Book presentation: "Capitalism, Alone: The Future of the System That Rules the World" by Branko Milanovic
Branko Milanovic, Visiting Presidential Professor, The Graduate Center, CUNY; Senior Scholar, Stone Center on Socio-economic Inequality; Visiting Researcher, Institut Barcelona d’Estudis Internacionals (IBEI)
Chair & discussant: Pablo Astorga, Senior Research Fellow, Institut Barcelona d’Estudis Internacionals (IBEI)
Discussant: Francesc Amat, Research Fellow, Institutions and Political Economy Research Group (IPErG-UB), Universitat de Barcelona
"A provocative account of capitalism’s rise to global dominance and, as different models of capitalism vie for world leadership, a look into what the future may hold."
We are all capitalists now. For the first time in human history, the globe is dominated by one economic system. In Capitalism, Alone, leading economist Branko Milanovic explains the reasons for this decisive historical shift since the days of feudalism and, later, communism. Surveying the varieties of capitalism, he asks: What are the prospects for a fairer world now that capitalism is the only game in town? His conclusions are sobering, but not fatalistic. Capitalism gets much wrong, but also much right―and it is not going anywhere. Our task is to improve it.
Milanovic argues that capitalism has triumphed because it works. It delivers prosperity and gratifies human desires for autonomy. But it comes with a moral price, pushing us to treat material success as the ultimate goal. And it offers no guarantee of stability. In the West, liberal capitalism creaks under the strains of inequality and capitalist excess. That model now fights for hearts and minds with political capitalism, exemplified by China, which many claim is more efficient, but which is more vulnerable to corruption and, when growth is slow, social unrest. As for the economic problems of the Global South, Milanovic offers a creative, if controversial, plan for large-scale migration. Looking to the future, he dismisses prophets who proclaim some single outcome to be inevitable, whether worldwide prosperity or robot-driven mass unemployment. Capitalism is a risky system. But it is a human system. Our choices, and how clearly we see them, will determine how it serves us.
Branko Milanovic is a Visiting Presidential Professor at the Graduate Center City University of New York and Senior Scholar at the Stone Center for Socio-economic Inequality. Currently, he is a Visiting Researcher at Institut Barcelona d’Estudis Internacionals (IBEI).
He obtained his Ph. D. in economics (1987) from the University of Belgrade with a dissertation on income inequality in Yugoslavia. He served as lead economist in the World Bank’s Research Department for almost 20 years, leaving to write his seminal book on global income inequality, Worlds Apart (2005). He was senior associate at the Carnegie Endowment for International Peace in Washington (2003-2005) and has held teaching appointments at the University of Maryland (2007-2013) and at the Paul H. Nitze School of Advanced International Studies at Johns Hopkins University (1997- 2007).
Branko Milanovic’s main area of work is income inequality, in individual countries and globally, including in pre-industrial societies.
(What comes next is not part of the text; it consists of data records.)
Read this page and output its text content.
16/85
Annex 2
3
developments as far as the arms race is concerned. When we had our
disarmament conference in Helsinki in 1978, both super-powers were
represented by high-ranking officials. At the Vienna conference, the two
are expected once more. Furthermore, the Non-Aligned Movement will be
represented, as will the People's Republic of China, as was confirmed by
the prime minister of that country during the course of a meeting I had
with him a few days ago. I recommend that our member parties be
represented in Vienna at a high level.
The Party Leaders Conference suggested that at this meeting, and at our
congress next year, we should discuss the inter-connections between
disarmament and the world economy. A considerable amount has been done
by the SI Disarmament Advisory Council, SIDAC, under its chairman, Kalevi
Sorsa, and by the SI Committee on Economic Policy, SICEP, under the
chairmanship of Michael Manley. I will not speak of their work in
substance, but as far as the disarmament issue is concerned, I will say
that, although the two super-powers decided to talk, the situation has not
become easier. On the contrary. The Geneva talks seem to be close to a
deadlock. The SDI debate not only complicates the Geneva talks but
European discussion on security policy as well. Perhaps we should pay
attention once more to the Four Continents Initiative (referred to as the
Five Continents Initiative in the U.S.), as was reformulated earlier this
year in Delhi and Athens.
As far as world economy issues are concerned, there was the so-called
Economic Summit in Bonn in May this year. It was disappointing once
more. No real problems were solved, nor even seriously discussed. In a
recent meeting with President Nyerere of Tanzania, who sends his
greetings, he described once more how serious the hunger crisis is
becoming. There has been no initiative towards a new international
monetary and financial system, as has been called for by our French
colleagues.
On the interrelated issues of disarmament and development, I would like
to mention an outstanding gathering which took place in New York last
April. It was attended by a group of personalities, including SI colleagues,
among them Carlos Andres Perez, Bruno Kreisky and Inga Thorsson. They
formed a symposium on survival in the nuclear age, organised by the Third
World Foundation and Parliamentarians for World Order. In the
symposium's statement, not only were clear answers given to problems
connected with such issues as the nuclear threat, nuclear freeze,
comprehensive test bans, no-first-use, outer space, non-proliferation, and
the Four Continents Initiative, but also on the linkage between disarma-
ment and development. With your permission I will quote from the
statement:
In addition to numerous papers for the World Bank, he has published articles on these topics in Economic Journal, Review of Economics and Statistics, Journal of Economic Literature, and Journal of Political Philosophy, among others. His book, The Haves and the Have-nots (2011) was selected by The Globalist as the 2011 Book of the Year. His new book, Global Inequality (2016), was awarded the Bruno Kreisky Prize for the best political book of 2016 and was translated into twelve languages. It addresses economic and political effects of globalization, including the concept of successive “Kuznets waves” of inequality, largely driven, since the first industrial revolution, by technology and globalization. In October 2017, Milanovic was awarded (jointly with Mariana Mazzucato) the 2018 Leontief Prize for Advancing the Frontiers of Economic Knowledge.